Nein, es ist ja niemand zu Schaden gekommen. Wir sind da nicht gefordert, das ist Sache des Verbandes, deshalb fällt es mir schwer, was dazu zu sagen. Ich wünsche mir nur, dass deutlich wird, dass es Regeln gibt, die für alle gelten.

Kann es sein, dass sich Marco Theetz, der selbst ausgebildeter Schiedsrichter ist, bei manchen Schiedsrichtern mehr erlauben darf als andere Spieler?
Das weiß ich nicht. Er hat selbst gepfiffen und kennt viele Schiedsrichter. Da kann mal sein, dass er 3% Bonus bei den Schiedsrichtern hat. Auf Herrn Teuscher trifft das aber nicht zu, der hat ganz konsequent gepfiffen. Und es ist doch so: Wenn man sich kennt und als Spieler in ein bestimmtes Alter kommt, kann man sich vielleicht mal mehr erlauben als andere.

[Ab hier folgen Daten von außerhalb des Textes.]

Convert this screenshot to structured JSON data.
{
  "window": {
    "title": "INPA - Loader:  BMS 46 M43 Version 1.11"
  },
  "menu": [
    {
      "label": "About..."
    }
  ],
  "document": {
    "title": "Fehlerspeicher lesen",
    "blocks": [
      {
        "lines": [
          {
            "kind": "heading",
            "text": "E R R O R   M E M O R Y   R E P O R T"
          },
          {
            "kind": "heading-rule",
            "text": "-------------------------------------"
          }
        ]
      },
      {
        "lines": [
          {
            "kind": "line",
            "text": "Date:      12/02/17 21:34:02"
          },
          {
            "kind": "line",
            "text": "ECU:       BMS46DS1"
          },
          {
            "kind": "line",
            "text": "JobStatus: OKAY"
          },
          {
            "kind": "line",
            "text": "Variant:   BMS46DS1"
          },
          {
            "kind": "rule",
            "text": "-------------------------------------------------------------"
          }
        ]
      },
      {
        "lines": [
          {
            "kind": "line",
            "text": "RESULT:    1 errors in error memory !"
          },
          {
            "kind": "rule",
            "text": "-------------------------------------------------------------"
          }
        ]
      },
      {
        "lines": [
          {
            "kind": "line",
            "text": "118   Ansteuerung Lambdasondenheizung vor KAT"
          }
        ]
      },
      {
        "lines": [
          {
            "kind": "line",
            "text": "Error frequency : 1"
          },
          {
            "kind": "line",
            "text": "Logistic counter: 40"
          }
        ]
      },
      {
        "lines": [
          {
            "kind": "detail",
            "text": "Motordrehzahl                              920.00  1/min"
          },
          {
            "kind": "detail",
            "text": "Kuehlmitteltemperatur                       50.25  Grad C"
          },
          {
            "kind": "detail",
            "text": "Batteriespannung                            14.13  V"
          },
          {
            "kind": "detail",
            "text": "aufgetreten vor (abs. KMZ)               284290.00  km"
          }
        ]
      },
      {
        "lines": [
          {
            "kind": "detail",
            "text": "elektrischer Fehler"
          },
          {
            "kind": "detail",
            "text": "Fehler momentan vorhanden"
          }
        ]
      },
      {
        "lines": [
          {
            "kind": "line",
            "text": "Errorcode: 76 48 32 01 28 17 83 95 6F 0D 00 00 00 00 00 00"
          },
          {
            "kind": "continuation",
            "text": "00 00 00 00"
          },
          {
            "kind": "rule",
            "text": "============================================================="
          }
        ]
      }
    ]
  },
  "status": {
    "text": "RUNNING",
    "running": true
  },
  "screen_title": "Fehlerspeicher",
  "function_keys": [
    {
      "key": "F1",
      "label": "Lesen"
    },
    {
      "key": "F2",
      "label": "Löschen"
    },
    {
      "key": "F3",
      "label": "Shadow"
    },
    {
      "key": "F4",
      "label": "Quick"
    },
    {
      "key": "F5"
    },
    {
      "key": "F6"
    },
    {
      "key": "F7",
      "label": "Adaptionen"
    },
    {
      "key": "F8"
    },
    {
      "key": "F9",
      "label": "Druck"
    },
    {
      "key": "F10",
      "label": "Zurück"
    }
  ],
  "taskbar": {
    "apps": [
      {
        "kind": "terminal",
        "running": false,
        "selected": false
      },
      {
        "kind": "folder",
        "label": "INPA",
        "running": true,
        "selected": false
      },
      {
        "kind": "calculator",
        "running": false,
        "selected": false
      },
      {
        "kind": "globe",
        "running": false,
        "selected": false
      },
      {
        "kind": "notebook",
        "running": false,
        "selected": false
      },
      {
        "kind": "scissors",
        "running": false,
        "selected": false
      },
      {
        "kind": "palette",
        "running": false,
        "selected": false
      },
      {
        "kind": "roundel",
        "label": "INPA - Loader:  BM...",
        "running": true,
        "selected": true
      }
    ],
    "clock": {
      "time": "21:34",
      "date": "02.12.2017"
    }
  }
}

Da muss man sich ja nur angucken, was sich Oliver Kahn in der Bundesliga schon alles erlauben durfte.

Können Sie den GSK noch als sportlichen Gegner respektieren?
Was gestern passiert ist, ist eine Erinnerung, von der etwas bleibt. Aber wir versuchen, das abzuhaken.

Hat sich vom GSK jemand bei Ihnen entschuldigt?
Niemand muss sich bei mir entschuldigen. Seweryn Malyk kam aber schon gestern Abend zu mir und hat sich entschuldigt. Trotzdem habe ich kein Verständnis für Malyks Unterstellungen gegen den Schiedsrichter. Auch GSK-Betreuer Sarikaya kam zu mir. Kilic saß kopfschüttelnd vor der Kabine, Ocak und Kiraz waren hinterher ganz sachlich. Ich will nicht pauschalisieren, das Problem ist ja nicht die Mannschaft. Aber die Offiziellen haben eine Vorbildfunktion, die sie erfüllen müssen!

hafo.de bedankt sich bei Torsten Henke!